The Voice of Russia, the Russian government’s international radio broadcasting service, is looking into securing a broadcast license in Helsinki. However there are no free radio long-term FM broadcasting frequencies available and Foreign Minister Erkki Tuomioja says he’s not open to granting a license to a foreign state body. Apart from Helsinki the Voice of Russia would like to set up shop in several other western countries.

Kremlin Spasskayan torni.
Russia’s government-backed international broadcasting operations are branded as the Voice of Russia. Image: Yuri Kadobnov / EPA

The Russian state-owned international radio broadcasting service has big plans to expand the global reach of its news and radio operations. According to information obtained by Yle, the broadcaster’s initial international targets are Washington, London, Berlin and Helsinki.
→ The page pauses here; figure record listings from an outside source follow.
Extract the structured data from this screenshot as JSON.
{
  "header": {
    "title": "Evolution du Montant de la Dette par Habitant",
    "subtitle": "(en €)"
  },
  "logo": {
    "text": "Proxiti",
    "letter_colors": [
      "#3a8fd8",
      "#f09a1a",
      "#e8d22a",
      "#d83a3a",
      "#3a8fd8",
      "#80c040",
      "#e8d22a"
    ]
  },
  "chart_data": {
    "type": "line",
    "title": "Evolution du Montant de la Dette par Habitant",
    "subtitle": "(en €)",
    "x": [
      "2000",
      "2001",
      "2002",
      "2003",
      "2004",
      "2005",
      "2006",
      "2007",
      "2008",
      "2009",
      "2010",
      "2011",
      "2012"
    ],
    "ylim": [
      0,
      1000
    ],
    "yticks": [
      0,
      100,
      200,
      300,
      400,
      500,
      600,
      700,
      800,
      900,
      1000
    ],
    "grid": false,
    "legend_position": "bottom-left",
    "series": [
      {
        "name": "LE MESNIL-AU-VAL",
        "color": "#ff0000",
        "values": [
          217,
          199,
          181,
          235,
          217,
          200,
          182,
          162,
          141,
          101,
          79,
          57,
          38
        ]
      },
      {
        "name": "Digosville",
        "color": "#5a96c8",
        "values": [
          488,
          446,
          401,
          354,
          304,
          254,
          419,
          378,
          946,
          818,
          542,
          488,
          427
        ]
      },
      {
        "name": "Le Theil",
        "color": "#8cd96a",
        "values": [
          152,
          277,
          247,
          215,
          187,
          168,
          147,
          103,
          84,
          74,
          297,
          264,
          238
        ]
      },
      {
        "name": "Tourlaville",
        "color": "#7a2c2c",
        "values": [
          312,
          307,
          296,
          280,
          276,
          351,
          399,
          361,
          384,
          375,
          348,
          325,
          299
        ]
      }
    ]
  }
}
Operations in Washington and London would be largest, but investments in operations in Helsinki would also be considerable. According to Yle’s information the goal would be to hire some 25 employees including journalists and other employees in Finland to produce Finnish language news from the Kremlin’s perspective.

Currently Russian government radio broadcasts targeting international audiences operate under the Voice of Russia brand. In December last year the Voice of Russia was merged with RIA Novosti to form the state-owned news agency Russia Today, which is financed by the government. No decision has yet been made on the name of the organisation planned for Finland.
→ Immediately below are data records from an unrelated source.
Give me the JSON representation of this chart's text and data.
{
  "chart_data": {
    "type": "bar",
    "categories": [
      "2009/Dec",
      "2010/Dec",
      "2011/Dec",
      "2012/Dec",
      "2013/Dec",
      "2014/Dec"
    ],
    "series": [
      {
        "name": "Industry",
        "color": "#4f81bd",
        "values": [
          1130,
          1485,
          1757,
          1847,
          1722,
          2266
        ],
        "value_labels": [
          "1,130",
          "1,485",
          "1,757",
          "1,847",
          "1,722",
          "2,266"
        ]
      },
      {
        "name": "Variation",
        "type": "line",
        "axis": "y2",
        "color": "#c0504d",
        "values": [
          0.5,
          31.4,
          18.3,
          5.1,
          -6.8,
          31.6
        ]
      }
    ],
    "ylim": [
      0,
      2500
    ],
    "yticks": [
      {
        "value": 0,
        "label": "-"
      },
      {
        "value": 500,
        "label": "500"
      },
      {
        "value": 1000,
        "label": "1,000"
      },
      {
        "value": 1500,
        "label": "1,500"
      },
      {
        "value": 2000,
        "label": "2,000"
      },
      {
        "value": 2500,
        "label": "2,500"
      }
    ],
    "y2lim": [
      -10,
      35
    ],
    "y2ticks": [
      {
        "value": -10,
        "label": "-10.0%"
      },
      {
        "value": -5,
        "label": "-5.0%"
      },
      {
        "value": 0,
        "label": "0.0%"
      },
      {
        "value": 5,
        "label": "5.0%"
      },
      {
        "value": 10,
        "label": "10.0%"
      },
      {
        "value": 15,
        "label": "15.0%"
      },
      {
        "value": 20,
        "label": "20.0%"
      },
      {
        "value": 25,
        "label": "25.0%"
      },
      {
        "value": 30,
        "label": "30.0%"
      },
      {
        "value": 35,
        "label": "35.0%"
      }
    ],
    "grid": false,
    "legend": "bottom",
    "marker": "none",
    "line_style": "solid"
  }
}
Because Russia Today has been used to promote the views of the Russian leadership on issues such as the situation in Ukraine, it’s considered in the West to be a propaganda vehicle for the Kremlin.

Search on for office space in Helsinki

According to information obtained by Yle the Russian broadcaster has secured the services of a consultant to find a suitable location in central Helsinki.
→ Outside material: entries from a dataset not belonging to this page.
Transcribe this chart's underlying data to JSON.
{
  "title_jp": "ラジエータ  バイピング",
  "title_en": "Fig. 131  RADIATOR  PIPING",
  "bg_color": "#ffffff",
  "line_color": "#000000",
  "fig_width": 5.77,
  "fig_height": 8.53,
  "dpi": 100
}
The goal of the media organisation is to offer a Russian perspective on news and current events as well as to showcase Russia and its culture. China has also rolled out a similar concept in Finland, with programmes presented on commercial FM radio stations as well as via a medium wave transmitter in Pori.

No available long-term FM frequencies in Helsinki

According to Yle’s sources the Russian media company and its foreign consultant will be discussing the matter of a broadcast license with Finland’s Transport and Communications Ministry at the end of this week.

The company has already been told that Helsinki’s radio waves are already overcrowded. No permanent FM radio licenses will be granted in Helsinki but the cabinet is expected to open up bids for new frequencies elsewhere in Finland later in August.

If the goal is to set up its own radio station in Helsinki, one option would be to secure a temporary short-term FM license with very low transmission power (at most 50 watts) or a broadcast permit for medium- to long-wave or AM transmissions, which would not reach Finnish audiences.

The Russian media company is also looking to identify opportunities to cooperate with Finnish radio broadcasters to air its programmes on existing Finnish radio stations.

Online programmes also in the works

Whatever happens, the Russians will share Finnish-language news content online – and no license is required for that channel.

The broadcaster could wait a long time for its own frequency. In Helsinki radio station licenses have been granted up to the year 2019, said senior adviser Sini Wirén of the Transport and Communications Ministry.

Additionally, there have traditionally been more applicants than free frequencies in Helsinki, so even after that time a new Russian-owned radio station wouldn’t be a shoo-in. The cabinet has the final say on licenses and it evaluates applicants on criteria such as the promotion of free speech as well as offering diverse perspectives in communications.

Tuomioja: No licenses for foreign state actors

Foreign Minister Erkki Tuomioja said matters relating to broadcast licenses are the province of the Ministry of Transport and Communications.

“I can say however that for my part I don’t see that a Finnish radio and television license would be granted to any foreign government body,” he told Yle.

Representatives of the Russia Today media company in Moscow did not want to comment on the proposed plans.